Zeigt her eure Nägel: So klappt das Lackieren zu Hause

4.9.2016, 21:29 Uhr
Ein klares, helles Rot kommt beim den Nagellackfarben nie aus der Mode.

© Foto. pict rider-fotolia Ein klares, helles Rot kommt beim den Nagellackfarben nie aus der Mode.

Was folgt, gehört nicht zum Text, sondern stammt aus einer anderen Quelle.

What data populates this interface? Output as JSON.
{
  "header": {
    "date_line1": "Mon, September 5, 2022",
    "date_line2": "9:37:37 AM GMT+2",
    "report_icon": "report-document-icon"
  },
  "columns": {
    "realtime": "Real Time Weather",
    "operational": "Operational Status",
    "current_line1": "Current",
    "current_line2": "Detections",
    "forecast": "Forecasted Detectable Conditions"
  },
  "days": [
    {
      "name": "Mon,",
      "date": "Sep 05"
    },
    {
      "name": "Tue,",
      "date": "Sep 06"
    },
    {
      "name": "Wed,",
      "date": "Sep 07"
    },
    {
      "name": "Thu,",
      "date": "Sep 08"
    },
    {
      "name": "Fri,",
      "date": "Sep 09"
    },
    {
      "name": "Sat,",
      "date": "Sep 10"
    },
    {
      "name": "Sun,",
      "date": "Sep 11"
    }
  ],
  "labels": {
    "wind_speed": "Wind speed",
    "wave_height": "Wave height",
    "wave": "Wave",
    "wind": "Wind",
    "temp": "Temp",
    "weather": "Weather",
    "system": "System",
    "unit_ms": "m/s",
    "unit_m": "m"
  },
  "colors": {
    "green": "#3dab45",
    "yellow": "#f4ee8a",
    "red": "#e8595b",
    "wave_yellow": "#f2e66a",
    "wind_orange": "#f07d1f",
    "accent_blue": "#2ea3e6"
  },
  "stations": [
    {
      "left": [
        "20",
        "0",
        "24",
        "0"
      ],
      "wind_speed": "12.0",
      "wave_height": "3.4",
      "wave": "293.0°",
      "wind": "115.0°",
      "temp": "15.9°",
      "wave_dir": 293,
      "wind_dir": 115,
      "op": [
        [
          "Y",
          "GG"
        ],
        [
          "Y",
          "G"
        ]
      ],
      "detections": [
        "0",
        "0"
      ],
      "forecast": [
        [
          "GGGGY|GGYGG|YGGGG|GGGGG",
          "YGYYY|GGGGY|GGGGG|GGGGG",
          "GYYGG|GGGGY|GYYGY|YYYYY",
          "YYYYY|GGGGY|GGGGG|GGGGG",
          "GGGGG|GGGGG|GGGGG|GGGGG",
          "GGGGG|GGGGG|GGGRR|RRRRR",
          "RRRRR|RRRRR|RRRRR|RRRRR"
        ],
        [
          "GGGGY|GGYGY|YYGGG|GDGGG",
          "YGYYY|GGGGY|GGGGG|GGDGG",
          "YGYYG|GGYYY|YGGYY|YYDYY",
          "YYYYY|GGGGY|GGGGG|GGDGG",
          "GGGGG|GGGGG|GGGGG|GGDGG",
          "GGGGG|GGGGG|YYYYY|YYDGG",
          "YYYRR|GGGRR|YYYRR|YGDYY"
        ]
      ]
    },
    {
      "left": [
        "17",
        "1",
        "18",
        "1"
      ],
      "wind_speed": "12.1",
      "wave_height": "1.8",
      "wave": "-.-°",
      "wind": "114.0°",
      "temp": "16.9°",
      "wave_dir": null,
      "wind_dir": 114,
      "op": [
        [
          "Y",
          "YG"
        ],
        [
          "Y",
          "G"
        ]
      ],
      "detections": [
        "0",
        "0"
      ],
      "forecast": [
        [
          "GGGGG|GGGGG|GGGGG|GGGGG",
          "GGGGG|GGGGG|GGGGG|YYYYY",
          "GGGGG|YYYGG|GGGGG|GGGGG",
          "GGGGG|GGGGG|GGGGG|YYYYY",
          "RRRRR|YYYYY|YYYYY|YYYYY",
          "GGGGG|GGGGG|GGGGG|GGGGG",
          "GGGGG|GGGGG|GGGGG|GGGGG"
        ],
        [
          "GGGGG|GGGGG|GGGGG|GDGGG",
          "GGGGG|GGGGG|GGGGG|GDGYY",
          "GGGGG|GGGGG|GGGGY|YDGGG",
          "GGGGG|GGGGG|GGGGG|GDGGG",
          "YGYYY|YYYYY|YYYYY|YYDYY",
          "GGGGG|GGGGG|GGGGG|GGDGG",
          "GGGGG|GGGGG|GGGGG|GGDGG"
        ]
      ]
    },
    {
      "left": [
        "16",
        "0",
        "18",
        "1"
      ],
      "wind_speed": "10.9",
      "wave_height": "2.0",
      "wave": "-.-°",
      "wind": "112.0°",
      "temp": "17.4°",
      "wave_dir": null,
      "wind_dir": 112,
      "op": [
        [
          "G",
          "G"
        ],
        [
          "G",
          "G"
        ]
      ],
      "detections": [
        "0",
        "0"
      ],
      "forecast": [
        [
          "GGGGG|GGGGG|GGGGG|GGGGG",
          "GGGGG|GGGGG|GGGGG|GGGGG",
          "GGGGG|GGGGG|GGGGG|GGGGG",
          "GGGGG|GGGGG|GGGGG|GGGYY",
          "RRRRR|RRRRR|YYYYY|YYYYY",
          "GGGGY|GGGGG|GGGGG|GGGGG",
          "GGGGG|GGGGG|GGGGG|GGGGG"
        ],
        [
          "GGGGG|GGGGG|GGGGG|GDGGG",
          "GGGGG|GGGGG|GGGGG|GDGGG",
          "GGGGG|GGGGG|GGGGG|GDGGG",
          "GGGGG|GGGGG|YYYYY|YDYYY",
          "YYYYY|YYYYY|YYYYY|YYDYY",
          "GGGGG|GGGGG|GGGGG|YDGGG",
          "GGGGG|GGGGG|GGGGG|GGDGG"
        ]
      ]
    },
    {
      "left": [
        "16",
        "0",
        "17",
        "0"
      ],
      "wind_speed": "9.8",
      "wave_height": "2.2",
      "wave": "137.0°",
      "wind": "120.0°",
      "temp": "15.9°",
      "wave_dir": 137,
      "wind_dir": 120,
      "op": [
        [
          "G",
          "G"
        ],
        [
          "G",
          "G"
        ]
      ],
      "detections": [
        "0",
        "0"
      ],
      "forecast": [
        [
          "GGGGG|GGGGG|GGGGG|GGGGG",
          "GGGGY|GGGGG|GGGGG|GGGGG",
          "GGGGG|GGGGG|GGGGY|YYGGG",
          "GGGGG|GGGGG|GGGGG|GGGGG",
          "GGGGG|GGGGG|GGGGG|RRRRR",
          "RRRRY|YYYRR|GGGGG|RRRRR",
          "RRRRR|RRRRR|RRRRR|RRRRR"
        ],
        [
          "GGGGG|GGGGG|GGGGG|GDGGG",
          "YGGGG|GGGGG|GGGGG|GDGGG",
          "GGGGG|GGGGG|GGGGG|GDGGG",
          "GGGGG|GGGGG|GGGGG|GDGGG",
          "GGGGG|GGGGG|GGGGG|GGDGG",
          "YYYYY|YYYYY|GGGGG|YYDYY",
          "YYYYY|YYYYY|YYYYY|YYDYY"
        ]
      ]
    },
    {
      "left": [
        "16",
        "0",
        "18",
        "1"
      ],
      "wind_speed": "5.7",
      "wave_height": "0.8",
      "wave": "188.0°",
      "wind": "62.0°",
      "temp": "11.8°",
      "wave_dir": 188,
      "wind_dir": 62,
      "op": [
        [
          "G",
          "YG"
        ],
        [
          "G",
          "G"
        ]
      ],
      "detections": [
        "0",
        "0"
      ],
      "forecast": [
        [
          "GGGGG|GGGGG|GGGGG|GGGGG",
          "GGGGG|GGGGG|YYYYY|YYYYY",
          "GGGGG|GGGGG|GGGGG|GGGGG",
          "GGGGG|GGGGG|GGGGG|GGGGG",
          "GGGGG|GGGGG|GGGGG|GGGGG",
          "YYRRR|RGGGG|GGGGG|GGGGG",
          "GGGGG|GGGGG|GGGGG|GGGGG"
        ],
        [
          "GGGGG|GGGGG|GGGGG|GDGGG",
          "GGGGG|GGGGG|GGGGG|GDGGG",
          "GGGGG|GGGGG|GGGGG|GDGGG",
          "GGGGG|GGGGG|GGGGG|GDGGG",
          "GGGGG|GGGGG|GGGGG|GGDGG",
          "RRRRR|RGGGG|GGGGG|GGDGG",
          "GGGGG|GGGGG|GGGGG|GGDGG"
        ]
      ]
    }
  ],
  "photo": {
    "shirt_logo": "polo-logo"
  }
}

Was brauche ich für die Maniküre?

Oksana Freydenzon von der „Aurora nail & beauty lounge“: Ich empfehle zur Pflege eine Nagelfeile für Naturnägel, ein Rosenholzstäbchen und eventuell einen Nagelhautentferner. Außerdem gehören ein Nagellackentferner, Wattepads und ein Korrekturstift zum Repertoire.

 

Janine Bark von „spitzengefühl“: Es kommt immer darauf an, wie Frau es will: „schnell, schnell“ oder „perfekt“? Für die Luxusvariante braucht man Unterlack, Farblack und Überlack. Der Unterlack schützt den Naturnagel vor Verfärbungen und macht die Nageloberfläche eben — eine gute Basis für das Auftragen des Farblacks. Überlack versiegelt die Oberfläche und bringt einen schönen Glanz. Von Kombi-Produkten (Unter- und Überlack in einem) halte ich persönlich nicht viel.

 

Auf was kann ich verzichten?

Janine Bark: Nagelhautentferner ist nicht unbedingt nötig. Erfahrungsgemäß verstärkt sich das Wachstum der Haut dadurch nur noch mehr. Die Nagelhaut sollte man niemals schneiden, nur vorsichtig zurückschieben.

 

Wie bereite ich die Nägel am besten vor?

Janine Bark: Erst die Nägel in Form feilen, dann den Nagelstaub abwaschen. Zudem sollten die Naturnägel vor dem Lackieren unbedingt fettfrei sein. Hierfür gibt es besonders sensitive Feilen, die speziell für die Nageloberfläche sind.

 

Nagelhaut sollte man vor dem Lackieren vorsichtig zurückschieben. Ein Nagelhautentferner ist nicht unbedingt nötig.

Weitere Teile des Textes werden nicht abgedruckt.